Despite these problems, there are certain examples where precedent has been widely adhered to in the investment arbitration system. One example is the definition of the term investment. In the case of Salini Costriuttori v Morocco the tribunal set out four criteria to define precisely what an investment is (economic contribution, business risk, a benefit for the development of the host state and a significant duration). These criteria were subsequently cited in numerous cases which followed the Salini dispute. Therefore, it may be argued that precedent was formed in one particular case and thereafter adhered to with respect to the particular issue of outlining how to define an investment.

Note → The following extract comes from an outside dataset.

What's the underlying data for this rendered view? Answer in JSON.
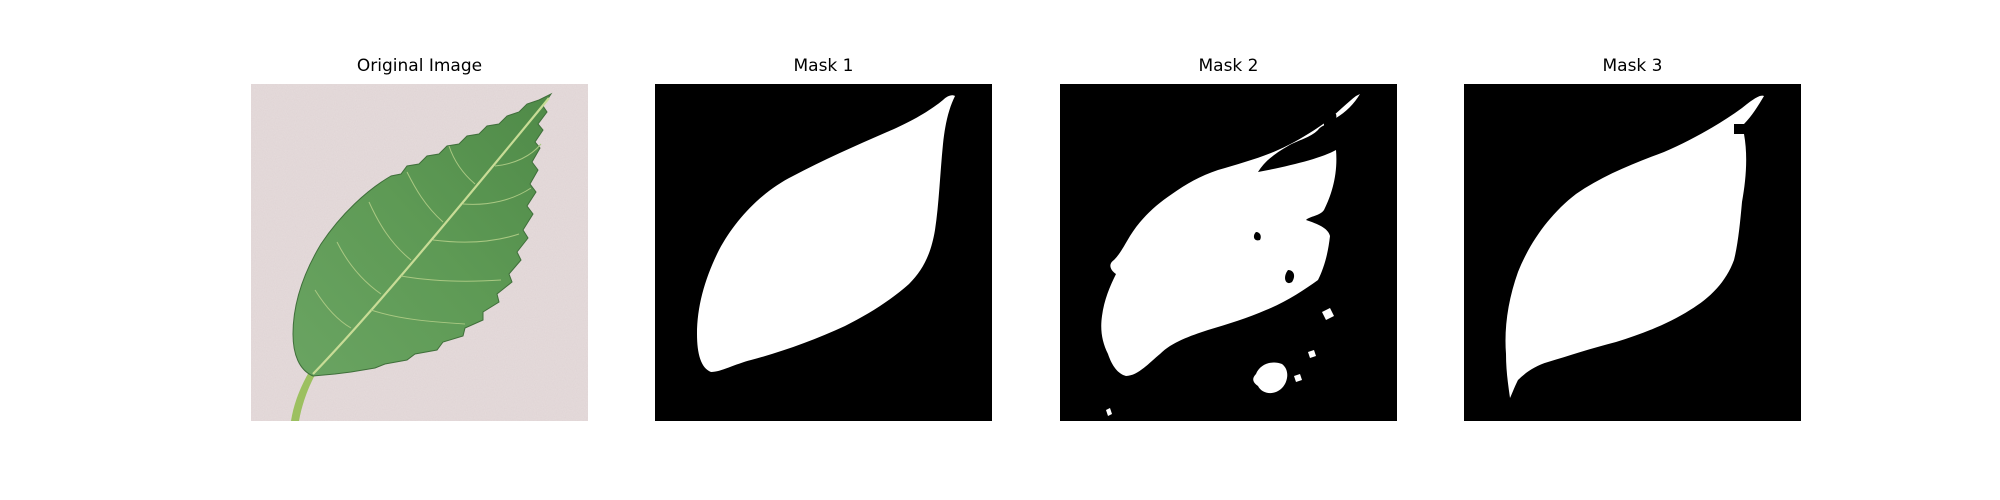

Thus, on the evidence of current practice, a mixture of opinions on the topic of precedent has arisen in investment arbitration cases. It is certainly admissible to say that some form of precedence has found its way into the system of investor-state disputes. On an overall level, it is possible to say that investment arbitration in practice often operates within a system of persuasive precedence, whereby if a tribunal is convinced that a previous arbitral decision provides suitable guidance, that previous award will influence their decision. However, considering the lack of consistency in case law and the non-fulfillment of the possible criteria listed above, it is unlikely that a system of binding precedent cam be established, whereby tribunals would be obliged to follow previous decisions.